Struggling with criminal tobacco companies
Multinational tobacco companies exercise absolute control over the Turkey’s tobacco industry. These companies cooperated with the Clinton administration in order to save themselves from paying penalties decided by the courts over tobacco consumption-induced cancer cases. Companies’ demands were accepted by the government provided that 375 billion dollars of compensation would be paid to the complainants and secret archives of the companies would be open to the public access. Since then, these archives showing companies’ harmful practices are accessible online. Details of the bribes given to the Turkish governments to enter into the market or fraud occurring during the disposal of TEKEL were revealed thanks to these archives.13
David A. Kessler, commissioner of the U.S. Food and Drug Administration from 1990 to 1997, proposed that tobacco companies be required to spin off from their corporate parents and that –if tobacco were not to be banned outright– tobacco manufacture not be subjected to free trade. Otherwise, Kessler concludes, a cigarette epidemic cannot be prevented. In his words: “My understanding of the industry’s power finally forced me to see that, in the long term, the solution to the smoking problem rests with the bottom line of prohibiting the tobacco companies from continuing to profit from the sale of a deadly, addictive drug. These profits are inevitably used to promote that same addictive product and to generate more sales. If public health is to be the centerpiece of tobacco control—that is, if our goal is to halt this manmade epidemic—the tobacco industry, as currently configured, needs to be dismantled. … [T]he industry cannot be left to peacefully reap billions of dollars in profits.”14
Despite Kessler’s strong words, TEKEL has been privatized and Turkey’s tobacco industry has been handed over to giant multinational companies that have committed crimes against humanity. What should be done is very clear: dismantle the tobacco companies and reform the tobacco industry by reinstituting TEKEL. This is the only way to rescue millions from being victims of the global tobacco companies.
1 Fuat Ercan, “Çelişkili Bir Süreklilik Olarak Sermaye Birikimi”, quoted in Umut Ulukan (2000), Türkiye Tarımında Yapısal Dönüşüm ve Sözleşmeli Çiftçilik: Bursa Örneği, İstanbul: Sosyal Araştırmalar Vakfı.
2 Özet, 1992, quoted in A.H. Gümüş, 2009, p.54.
3 Özet, 1992, quoted in A.H. Gümüş, 2009, p.54.
4 A. H. Gümüş, 2009, pp. 54-56.
5 Erol Sezer, “Ulusal Tütün Tekeli Yeniden Kurulmalıdır”, Bilim ve Ütopya, October 2006.
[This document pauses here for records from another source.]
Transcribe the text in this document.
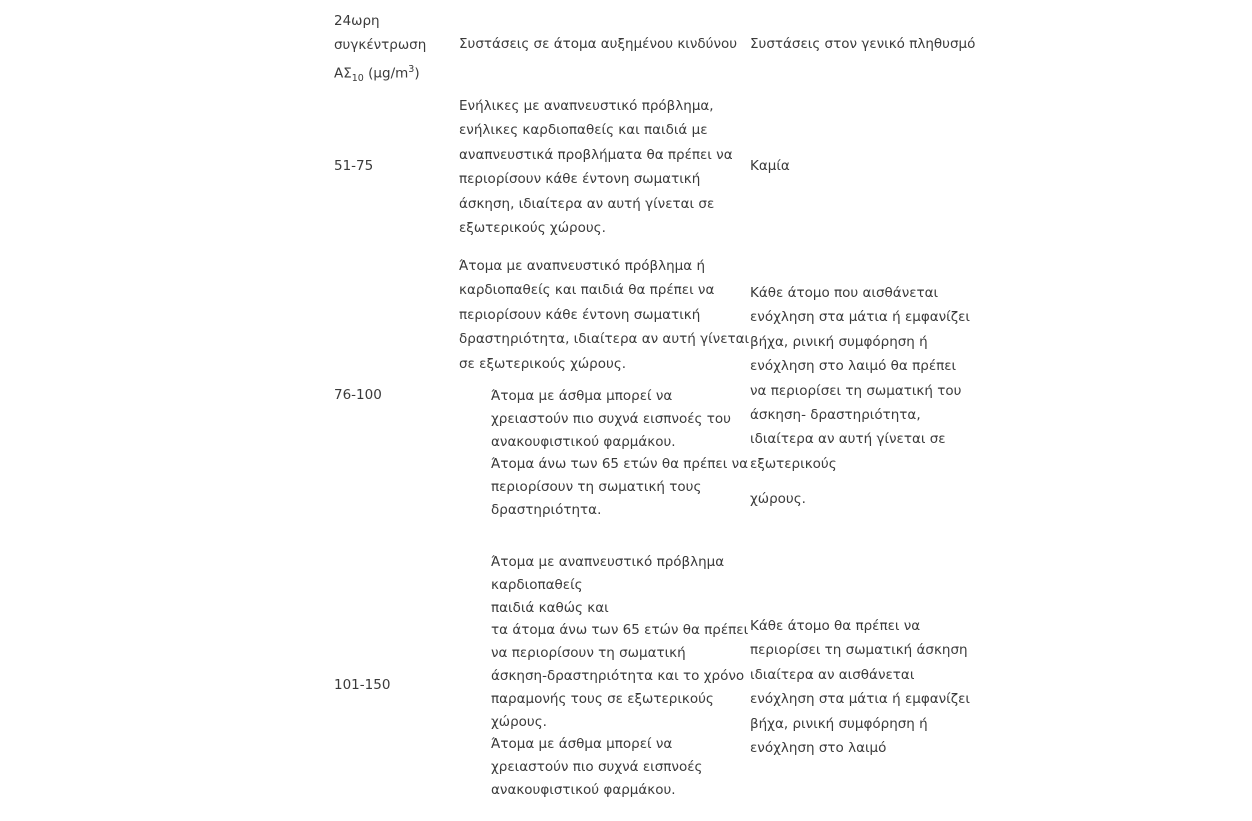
24ωρη
συγκέντρωση
$A\Sigma_{10}$ $(\mu g/m^3)$
Συστάσεις σε άτομα αυξημένου κινδύνου Συστάσεις στον γενικό πληθυσμό
51-75
Ενήλικες με αναπνευστικό πρόβλημα,
ενήλικες καρδιοπαθείς και παιδιά με
αναπνευστικά προβλήματα θα πρέπει να
περιορίσουν κάθε έντονη σωματική
άσκηση, ιδιαίτερα αν αυτή γίνεται σε
εξωτερικούς χώρους.
Καμία
76-100
Άτομα με αναπνευστικό πρόβλημα ή
καρδιοπαθείς και παιδιά θα πρέπει να
περιορίσουν κάθε έντονη σωματική
δραστηριότητα, ιδιαίτερα αν αυτή γίνεται
σε εξωτερικούς χώρους.
Άτομα με άσθμα μπορεί να
χρειαστούν πιο συχνά εισπνοές του
ανακουφιστικού φαρμάκου.
Άτομα άνω των 65 ετών θα πρέπει να
περιορίσουν τη σωματική τους
δραστηριότητα.
Κάθε άτομο που αισθάνεται
ενόχληση στα μάτια ή εμφανίζει
βήχα, ρινική συμφόρηση ή
ενόχληση στο λαιμό θα πρέπει
να περιορίσει τη σωματική του
άσκηση- δραστηριότητα,
ιδιαίτερα αν αυτή γίνεται σε
εξωτερικούς
χώρους.
101-150
Άτομα με αναπνευστικό πρόβλημα
καρδιοπαθείς
παιδιά καθώς και
τα άτομα άνω των 65 ετών θα πρέπει
να περιορίσουν τη σωματική
άσκηση-δραστηριότητα και το χρόνο
παραμονής τους σε εξωτερικούς
χώρους.
Άτομα με άσθμα μπορεί να
χρειαστούν πιο συχνά εισπνοές
ανακουφιστικού φαρμάκου.
Κάθε άτομο θα πρέπει να
περιορίσει τη σωματική άσκηση
ιδιαίτερα αν αισθάνεται
ενόχληση στα μάτια ή εμφανίζει
βήχα, ρινική συμφόρηση ή
ενόχληση στο λαιμό
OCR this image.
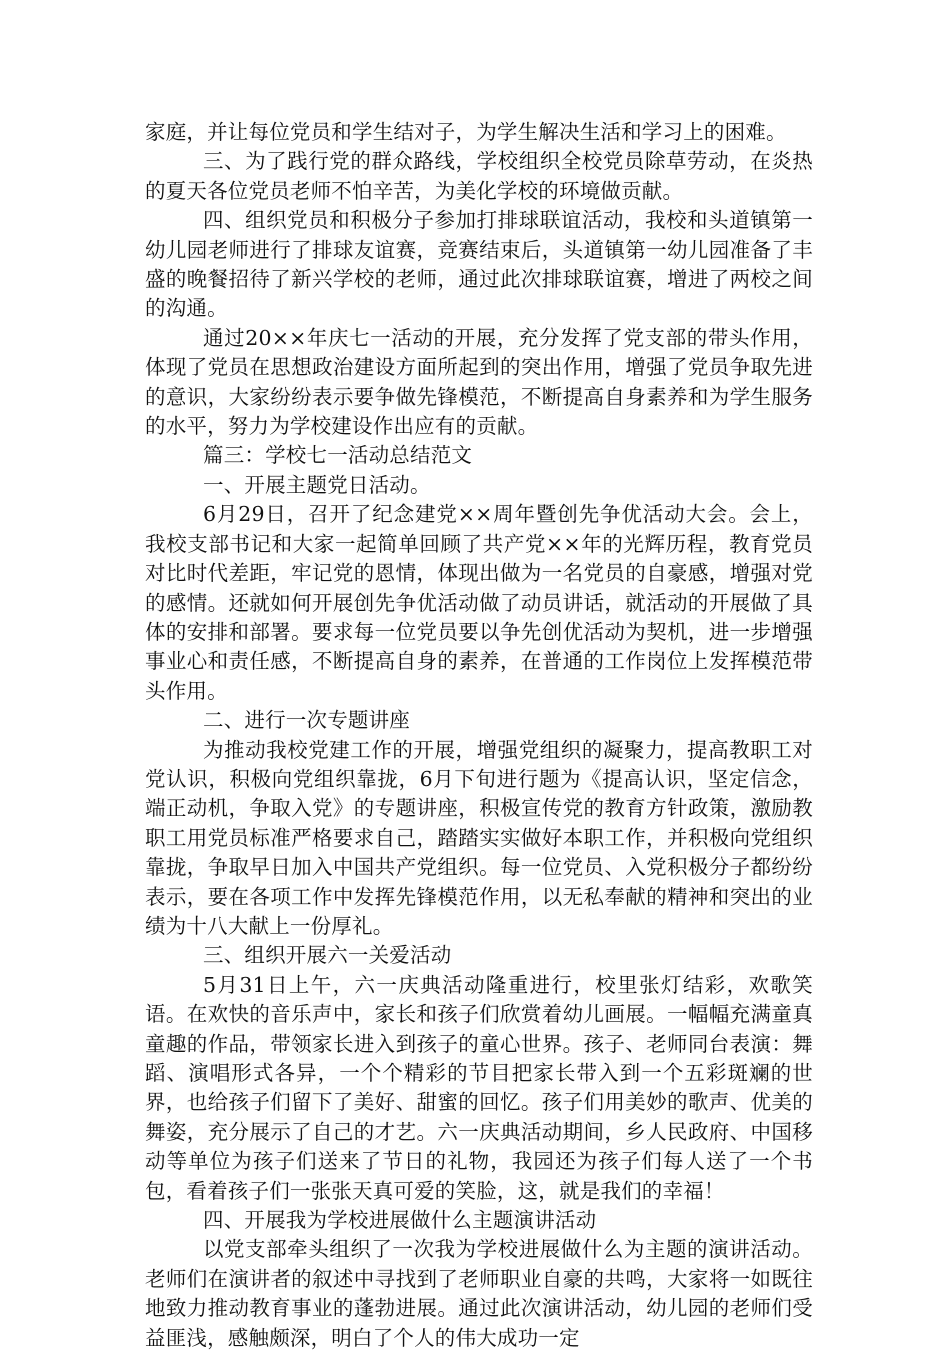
家庭，并让每位党员和学生结对子，为学生解决生活和学习上的困难。

三、为了践行党的群众路线，学校组织全校党员除草劳动，在炎热的夏天各位党员老师不怕辛苦，为美化学校的环境做贡献。

四、组织党员和积极分子参加打排球联谊活动，我校和头道镇第一幼儿园老师进行了排球友谊赛，竞赛结束后，头道镇第一幼儿园准备了丰盛的晚餐招待了新兴学校的老师，通过此次排球联谊赛，增进了两校之间的沟通。

通过20××年庆七一活动的开展，充分发挥了党支部的带头作用，体现了党员在思想政治建设方面所起到的突出作用，增强了党员争取先进的意识，大家纷纷表示要争做先锋模范，不断提高自身素养和为学生服务的水平，努力为学校建设作出应有的贡献。

篇三：学校七一活动总结范文

一、开展主题党日活动。

6月29日，召开了纪念建党××周年暨创先争优活动大会。会上，我校支部书记和大家一起简单回顾了共产党××年的光辉历程，教育党员对比时代差距，牢记党的恩情，体现出做为一名党员的自豪感，增强对党的感情。还就如何开展创先争优活动做了动员讲话，就活动的开展做了具体的安排和部署。要求每一位党员要以争先创优活动为契机，进一步增强事业心和责任感，不断提高自身的素养，在普通的工作岗位上发挥模范带头作用。

二、进行一次专题讲座

为推动我校党建工作的开展，增强党组织的凝聚力，提高教职工对党认识，积极向党组织靠拢，6月下旬进行题为《提高认识，坚定信念，端正动机，争取入党》的专题讲座，积极宣传党的教育方针政策，激励教职工用党员标准严格要求自己，踏踏实实做好本职工作，并积极向党组织靠拢，争取早日加入中国共产党组织。每一位党员、入党积极分子都纷纷表示，要在各项工作中发挥先锋模范作用，以无私奉献的精神和突出的业绩为十八大献上一份厚礼。

三、组织开展六一关爱活动

5月31日上午，六一庆典活动隆重进行，校里张灯结彩，欢歌笑语。在欢快的音乐声中，家长和孩子们欣赏着幼儿画展。一幅幅充满童真童趣的作品，带领家长进入到孩子的童心世界。孩子、老师同台表演：舞蹈、演唱形式各异，一个个精彩的节目把家长带入到一个五彩斑斓的世界，也给孩子们留下了美好、甜蜜的回忆。孩子们用美妙的歌声、优美的舞姿，充分展示了自己的才艺。六一庆典活动期间，乡人民政府、中国移动等单位为孩子们送来了节日的礼物，我园还为孩子们每人送了一个书包，看着孩子们一张张天真可爱的笑脸，这，就是我们的幸福！

四、开展我为学校进展做什么主题演讲活动

以党支部牵头组织了一次我为学校进展做什么为主题的演讲活动。老师们在演讲者的叙述中寻找到了老师职业自豪的共鸣，大家将一如既往地致力推动教育事业的蓬勃进展。通过此次演讲活动，幼儿园的老师们受益匪浅，感触颇深，明白了个人的伟大成功一定
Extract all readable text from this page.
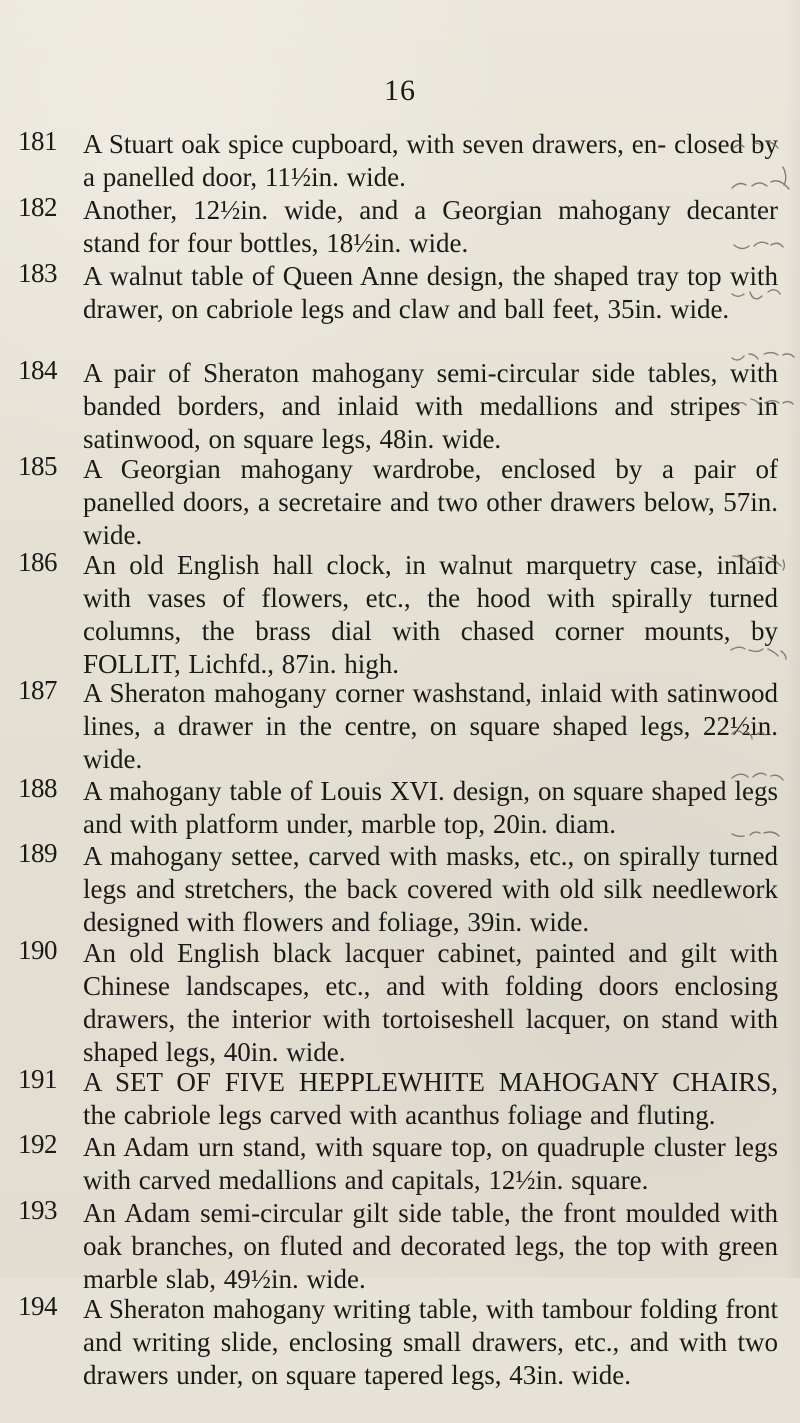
16
181 A Stuart oak spice cupboard, with seven drawers, en- closed by a panelled door, 11½in. wide.
182 Another, 12½in. wide, and a Georgian mahogany decanter stand for four bottles, 18½in. wide.
183 A walnut table of Queen Anne design, the shaped tray top with drawer, on cabriole legs and claw and ball feet, 35in. wide.
184 A pair of Sheraton mahogany semi-circular side tables, with banded borders, and inlaid with medallions and stripes in satinwood, on square legs, 48in. wide.
185 A Georgian mahogany wardrobe, enclosed by a pair of panelled doors, a secretaire and two other drawers below, 57in. wide.
186 An old English hall clock, in walnut marquetry case, inlaid with vases of flowers, etc., the hood with spirally turned columns, the brass dial with chased corner mounts, by FOLLIT, Lichfd., 87in. high.
187 A Sheraton mahogany corner washstand, inlaid with satinwood lines, a drawer in the centre, on square shaped legs, 22½in. wide.
188 A mahogany table of Louis XVI. design, on square shaped legs and with platform under, marble top, 20in. diam.
189 A mahogany settee, carved with masks, etc., on spirally turned legs and stretchers, the back covered with old silk needlework designed with flowers and foliage, 39in. wide.
190 An old English black lacquer cabinet, painted and gilt with Chinese landscapes, etc., and with folding doors enclosing drawers, the interior with tortoiseshell lacquer, on stand with shaped legs, 40in. wide.
191 A SET OF FIVE HEPPLEWHITE MAHOGANY CHAIRS, the cabriole legs carved with acanthus foliage and fluting.
192 An Adam urn stand, with square top, on quadruple cluster legs with carved medallions and capitals, 12½in. square.
193 An Adam semi-circular gilt side table, the front moulded with oak branches, on fluted and decorated legs, the top with green marble slab, 49½in. wide.
194 A Sheraton mahogany writing table, with tambour folding front and writing slide, enclosing small drawers, etc., and with two drawers under, on square tapered legs, 43in. wide.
6 Tobacco Experts Association, 2002-2014 Report.
7 Tobacco Experts Association, 2002-2014 Report.
8 Tobacco Experts Association, 2002-2014 Report.
9 Tobacco Experts Association, 2002-2014 Report.
10 Tobacco Experts Association, Press Release, 31 December 2009.
11 Tobacco Experts Association, 2002-2014 Report.
12 Tobacco Experts Association, 2002-2014 Report.
13 “Kriminel bir sektör olarak tütün endüstrisi”, Cemil Ertem, Taraf, 29 January 2010.
14 David A. Kessler, A Question of Intent (2002), quoted in Erol Sezer, “Ulusal Tütün Tekeli Yeniden Kurulmalıdır”, Bilim ve Ütopya, October 2006.